Benzoic acid is already a good preservative on its own. The addition of sodium hydroxide makes it more readily soluble, and therefore easier to use in a wider variety of products.
- Uses of Sodium Benzoate
Sodium benzoate was among the first artificial preservatives approved by the FDA and is therefore used widely throughout the food and beverage industry. It actively inhibits the growth of molds and bacteria, allowing for significantly extended shelf lives for treated products.
Being based in an acid, the preservative does have a noticeable sharp flavor. Therefore, it is most commonly used in products which are themselves acidic or salty, such as sodas, citric juices, pickles, salad dressing, and soy sauce.
Sodium benzoate also sees significant use in the health and beauty industries. It is commonly used as a preservative for liquid medications, such as cough syrup, and is also utilized in a wide variety of cosmetics.
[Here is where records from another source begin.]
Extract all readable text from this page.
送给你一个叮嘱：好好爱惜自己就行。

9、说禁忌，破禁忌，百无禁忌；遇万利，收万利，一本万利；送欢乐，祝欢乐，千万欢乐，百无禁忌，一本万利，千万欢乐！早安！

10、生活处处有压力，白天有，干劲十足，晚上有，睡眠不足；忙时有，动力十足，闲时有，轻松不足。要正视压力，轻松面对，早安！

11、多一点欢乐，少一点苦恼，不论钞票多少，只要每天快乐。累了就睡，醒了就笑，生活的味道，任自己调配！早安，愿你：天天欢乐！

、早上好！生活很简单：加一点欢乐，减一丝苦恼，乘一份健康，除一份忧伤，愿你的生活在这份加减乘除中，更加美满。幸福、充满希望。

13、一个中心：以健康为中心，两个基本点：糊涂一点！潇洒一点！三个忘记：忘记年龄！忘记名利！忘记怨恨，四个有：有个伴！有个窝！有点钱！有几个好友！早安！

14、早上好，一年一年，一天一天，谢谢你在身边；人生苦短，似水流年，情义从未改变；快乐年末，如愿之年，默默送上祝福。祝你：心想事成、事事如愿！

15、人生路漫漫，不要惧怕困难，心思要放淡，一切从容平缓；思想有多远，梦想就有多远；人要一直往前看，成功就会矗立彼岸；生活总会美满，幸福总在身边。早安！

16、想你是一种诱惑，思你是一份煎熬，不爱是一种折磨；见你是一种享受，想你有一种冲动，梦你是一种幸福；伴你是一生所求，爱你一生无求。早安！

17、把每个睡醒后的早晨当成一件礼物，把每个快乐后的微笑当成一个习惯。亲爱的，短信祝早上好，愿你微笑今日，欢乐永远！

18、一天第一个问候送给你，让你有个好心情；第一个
III. Potential Health Issues from Sodium Benzoate
While sodium benzoate itself is harmless, in certain circumstances it can convert into benzene, which is known to be a carcinogen. This is most likely to happen when in the presence of Vitamin C (ascorbic acid). However, the process is inhibited when sugars are present, so the biggest danger is from diet sodas and fruit juices. The industry generally avoids using sodium benzoate in diet/sugar-free drinks for this reason.
Otherwise, sodium benzoate is considered entirely safe when used in proper quantities.